What Happens if You Only Make the Minimum Credit Card Payment

 
What Happens if You Only Make the Minimum Credit Card Payment

So there I was looking for a deal at one of my favorite stores. Its been hot here in Montreal so I need a few more tops so I go to Joe Fresh (they are not paying me to say this!). I found a few items and paid $71 for 3 great tops.

While in line to pay a lady in front of me was speaking with her friends and when the cashier rung up all of her purchases it come to over $300. No problem. Once the lady paid she look at her friends and nervously chuckled, that with all the shopping that they did today she’ll make the minimum payment on her card. Ok, queue the freak out.
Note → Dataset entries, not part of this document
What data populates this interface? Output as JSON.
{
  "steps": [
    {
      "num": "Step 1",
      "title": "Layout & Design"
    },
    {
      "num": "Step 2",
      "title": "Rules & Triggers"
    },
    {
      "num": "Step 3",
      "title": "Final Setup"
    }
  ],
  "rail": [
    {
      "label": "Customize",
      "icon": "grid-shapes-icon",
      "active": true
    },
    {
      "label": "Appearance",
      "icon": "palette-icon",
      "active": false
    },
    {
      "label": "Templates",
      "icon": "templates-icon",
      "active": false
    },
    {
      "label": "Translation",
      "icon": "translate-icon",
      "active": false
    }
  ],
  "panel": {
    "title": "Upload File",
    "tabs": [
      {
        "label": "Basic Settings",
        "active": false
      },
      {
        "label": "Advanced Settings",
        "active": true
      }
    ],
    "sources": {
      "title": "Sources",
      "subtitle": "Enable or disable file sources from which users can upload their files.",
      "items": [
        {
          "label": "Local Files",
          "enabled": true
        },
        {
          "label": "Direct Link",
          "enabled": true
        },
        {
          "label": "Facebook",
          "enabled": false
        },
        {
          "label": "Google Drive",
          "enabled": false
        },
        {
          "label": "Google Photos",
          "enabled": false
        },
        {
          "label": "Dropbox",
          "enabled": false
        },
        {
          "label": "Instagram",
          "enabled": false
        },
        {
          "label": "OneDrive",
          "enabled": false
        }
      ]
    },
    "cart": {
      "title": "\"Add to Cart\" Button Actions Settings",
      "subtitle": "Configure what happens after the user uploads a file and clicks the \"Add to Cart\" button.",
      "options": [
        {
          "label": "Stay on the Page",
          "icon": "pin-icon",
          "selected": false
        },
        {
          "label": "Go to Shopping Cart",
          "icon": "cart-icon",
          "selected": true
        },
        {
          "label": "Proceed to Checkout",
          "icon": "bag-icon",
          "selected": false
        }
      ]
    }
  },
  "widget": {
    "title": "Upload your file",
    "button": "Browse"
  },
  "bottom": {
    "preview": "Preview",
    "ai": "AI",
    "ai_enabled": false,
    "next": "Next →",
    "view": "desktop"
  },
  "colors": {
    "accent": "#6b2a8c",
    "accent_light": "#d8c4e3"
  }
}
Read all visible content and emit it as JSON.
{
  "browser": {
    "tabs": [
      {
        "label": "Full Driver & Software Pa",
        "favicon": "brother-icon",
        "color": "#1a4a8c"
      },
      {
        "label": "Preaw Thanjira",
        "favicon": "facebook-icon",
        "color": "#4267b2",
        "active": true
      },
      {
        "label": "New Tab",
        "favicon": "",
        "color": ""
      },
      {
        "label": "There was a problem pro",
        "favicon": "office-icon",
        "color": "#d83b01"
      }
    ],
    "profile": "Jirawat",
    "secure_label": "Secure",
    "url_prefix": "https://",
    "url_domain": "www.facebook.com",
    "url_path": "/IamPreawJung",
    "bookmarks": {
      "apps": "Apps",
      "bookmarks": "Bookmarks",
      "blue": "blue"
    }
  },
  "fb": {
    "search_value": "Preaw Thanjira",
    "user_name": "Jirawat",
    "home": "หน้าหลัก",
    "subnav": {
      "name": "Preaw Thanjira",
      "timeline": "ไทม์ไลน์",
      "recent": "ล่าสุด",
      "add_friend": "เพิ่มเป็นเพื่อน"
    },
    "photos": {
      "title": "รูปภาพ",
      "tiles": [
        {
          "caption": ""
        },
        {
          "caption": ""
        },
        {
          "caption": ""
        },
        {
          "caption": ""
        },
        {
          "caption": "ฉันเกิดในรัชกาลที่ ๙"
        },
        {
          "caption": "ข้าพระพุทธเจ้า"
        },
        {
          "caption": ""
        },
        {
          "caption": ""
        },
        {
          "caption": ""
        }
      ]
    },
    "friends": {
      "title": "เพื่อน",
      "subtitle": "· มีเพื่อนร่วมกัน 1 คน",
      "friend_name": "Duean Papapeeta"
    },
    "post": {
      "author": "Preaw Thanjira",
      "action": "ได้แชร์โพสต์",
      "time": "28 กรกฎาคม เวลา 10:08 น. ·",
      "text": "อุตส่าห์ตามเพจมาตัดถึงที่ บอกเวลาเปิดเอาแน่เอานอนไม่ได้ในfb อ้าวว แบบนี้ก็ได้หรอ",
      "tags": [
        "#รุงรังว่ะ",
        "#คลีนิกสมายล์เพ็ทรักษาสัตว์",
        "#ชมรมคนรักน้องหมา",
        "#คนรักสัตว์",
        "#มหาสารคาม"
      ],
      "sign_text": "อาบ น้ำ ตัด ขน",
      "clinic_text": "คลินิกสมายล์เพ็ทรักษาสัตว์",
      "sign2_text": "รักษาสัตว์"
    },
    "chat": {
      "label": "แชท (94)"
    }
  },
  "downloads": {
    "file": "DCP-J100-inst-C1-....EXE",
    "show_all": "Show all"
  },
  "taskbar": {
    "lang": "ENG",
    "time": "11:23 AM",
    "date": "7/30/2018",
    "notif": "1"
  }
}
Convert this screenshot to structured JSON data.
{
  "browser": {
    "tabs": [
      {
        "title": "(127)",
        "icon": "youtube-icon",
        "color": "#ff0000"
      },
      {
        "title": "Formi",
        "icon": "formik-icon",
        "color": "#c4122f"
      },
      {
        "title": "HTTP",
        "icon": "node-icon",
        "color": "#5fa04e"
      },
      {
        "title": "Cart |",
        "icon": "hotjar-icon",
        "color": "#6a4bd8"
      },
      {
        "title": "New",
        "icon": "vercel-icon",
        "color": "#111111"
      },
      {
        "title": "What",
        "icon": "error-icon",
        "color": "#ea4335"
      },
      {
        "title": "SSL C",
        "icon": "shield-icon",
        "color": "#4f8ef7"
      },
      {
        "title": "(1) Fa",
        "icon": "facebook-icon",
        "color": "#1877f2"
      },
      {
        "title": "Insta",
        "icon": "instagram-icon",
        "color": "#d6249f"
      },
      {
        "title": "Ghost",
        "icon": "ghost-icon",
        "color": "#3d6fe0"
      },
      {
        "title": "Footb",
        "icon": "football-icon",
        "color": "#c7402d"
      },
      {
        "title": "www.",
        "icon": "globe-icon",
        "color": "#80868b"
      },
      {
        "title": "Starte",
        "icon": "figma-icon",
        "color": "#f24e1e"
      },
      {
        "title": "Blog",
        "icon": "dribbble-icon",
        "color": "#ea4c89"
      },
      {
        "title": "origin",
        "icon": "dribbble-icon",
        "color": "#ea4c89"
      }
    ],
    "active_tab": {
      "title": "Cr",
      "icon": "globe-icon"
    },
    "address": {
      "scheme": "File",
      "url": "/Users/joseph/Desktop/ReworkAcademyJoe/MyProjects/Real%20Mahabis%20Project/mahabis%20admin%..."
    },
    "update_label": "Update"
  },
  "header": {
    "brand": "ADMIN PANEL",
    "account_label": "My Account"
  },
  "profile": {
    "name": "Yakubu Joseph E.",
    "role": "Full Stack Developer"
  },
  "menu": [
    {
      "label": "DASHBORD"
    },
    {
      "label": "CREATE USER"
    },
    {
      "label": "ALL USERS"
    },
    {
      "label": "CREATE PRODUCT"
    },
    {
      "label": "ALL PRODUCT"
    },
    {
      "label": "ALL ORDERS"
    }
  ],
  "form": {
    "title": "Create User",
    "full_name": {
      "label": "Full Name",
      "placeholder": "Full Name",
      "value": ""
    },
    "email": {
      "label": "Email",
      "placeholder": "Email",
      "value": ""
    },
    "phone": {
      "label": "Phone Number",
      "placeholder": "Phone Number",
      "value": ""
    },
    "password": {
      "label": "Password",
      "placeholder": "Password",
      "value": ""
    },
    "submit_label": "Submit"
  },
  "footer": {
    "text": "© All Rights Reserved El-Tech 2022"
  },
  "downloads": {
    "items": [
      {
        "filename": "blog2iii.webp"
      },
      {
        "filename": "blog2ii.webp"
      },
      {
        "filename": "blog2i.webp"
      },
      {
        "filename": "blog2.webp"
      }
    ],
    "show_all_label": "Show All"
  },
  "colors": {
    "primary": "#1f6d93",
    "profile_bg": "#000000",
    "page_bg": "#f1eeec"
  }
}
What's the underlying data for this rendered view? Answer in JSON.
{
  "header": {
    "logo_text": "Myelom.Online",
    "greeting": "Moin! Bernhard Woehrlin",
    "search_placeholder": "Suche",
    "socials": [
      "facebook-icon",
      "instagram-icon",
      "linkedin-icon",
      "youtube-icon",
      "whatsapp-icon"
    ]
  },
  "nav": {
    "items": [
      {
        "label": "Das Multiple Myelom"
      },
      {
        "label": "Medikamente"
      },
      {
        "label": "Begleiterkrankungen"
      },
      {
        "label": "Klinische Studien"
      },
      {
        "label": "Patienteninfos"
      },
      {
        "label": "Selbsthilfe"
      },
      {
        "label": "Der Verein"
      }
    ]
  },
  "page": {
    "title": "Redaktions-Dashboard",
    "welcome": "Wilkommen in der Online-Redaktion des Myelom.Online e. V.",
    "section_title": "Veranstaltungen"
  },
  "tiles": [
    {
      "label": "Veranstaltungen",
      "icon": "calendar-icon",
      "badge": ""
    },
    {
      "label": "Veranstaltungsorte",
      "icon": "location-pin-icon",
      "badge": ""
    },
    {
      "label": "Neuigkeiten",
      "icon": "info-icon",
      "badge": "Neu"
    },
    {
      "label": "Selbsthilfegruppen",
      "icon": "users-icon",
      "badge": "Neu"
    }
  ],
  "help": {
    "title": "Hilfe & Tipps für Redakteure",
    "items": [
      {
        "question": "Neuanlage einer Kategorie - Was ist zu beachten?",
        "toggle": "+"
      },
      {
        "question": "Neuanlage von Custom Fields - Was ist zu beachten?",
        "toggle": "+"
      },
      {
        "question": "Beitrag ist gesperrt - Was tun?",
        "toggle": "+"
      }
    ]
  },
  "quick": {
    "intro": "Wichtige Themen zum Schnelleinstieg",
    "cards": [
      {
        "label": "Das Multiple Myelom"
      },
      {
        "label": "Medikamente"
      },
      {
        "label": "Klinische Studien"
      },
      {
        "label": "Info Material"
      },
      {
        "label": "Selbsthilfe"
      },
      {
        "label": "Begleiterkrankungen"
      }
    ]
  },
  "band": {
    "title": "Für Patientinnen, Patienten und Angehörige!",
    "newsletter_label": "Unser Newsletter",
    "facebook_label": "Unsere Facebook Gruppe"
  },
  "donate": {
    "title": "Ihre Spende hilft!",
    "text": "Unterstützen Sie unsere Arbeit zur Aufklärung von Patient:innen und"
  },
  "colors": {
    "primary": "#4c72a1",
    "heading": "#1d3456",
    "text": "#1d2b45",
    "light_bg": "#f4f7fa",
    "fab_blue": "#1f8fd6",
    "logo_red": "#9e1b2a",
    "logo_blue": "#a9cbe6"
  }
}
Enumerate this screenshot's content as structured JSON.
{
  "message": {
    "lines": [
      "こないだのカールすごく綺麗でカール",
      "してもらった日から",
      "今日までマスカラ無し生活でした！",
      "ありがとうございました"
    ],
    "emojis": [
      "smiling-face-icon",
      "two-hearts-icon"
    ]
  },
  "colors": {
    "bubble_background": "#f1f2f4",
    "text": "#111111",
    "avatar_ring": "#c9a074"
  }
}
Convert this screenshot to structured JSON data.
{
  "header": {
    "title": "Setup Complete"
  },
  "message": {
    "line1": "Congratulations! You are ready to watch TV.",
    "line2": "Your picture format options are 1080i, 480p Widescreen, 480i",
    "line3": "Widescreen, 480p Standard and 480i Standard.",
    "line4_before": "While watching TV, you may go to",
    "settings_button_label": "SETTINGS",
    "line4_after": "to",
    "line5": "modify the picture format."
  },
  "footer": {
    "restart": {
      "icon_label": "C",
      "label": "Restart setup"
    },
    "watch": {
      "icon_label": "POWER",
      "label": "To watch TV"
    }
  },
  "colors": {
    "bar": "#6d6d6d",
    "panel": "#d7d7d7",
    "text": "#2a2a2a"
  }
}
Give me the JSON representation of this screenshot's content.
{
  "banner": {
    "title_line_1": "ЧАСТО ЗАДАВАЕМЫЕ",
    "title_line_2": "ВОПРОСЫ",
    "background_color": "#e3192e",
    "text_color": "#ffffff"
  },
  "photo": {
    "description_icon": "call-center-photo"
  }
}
What?! She was PLANNING to only pay the minimum?

This got me thinking about what happens if you only pay off the minimum on your credit card.

Let’s break this down:

NerdWallet crunched the numbers and determined the interest costs of paying off debt. It assumed credit card debt of $6,081, which is what the average household with revolving credit card debt owes, and an interest rate of 14.99 percent.

Here’s the breakdown of how much interest would accrue if you:

Just make the minimum payment: $4,064
Make double the minimum payment: $1,509
Make the minimum payment plus $100: $1,409

Here’s how long it would take to pay off $6,081 worth of credit card debt if you:

Just make the minimum payment: 169 months (about 14 years)
Make double the minimum payment: 65 months (about 5.5 years)
Make the minimum payment plus $100: 41 months (about 3.5 years)

SO the moral of the story is, if you can’t afford it, PLEASE don’t buy it. If you do buy it, TRY to pay off the bill at the end of the month - your future self will thank you.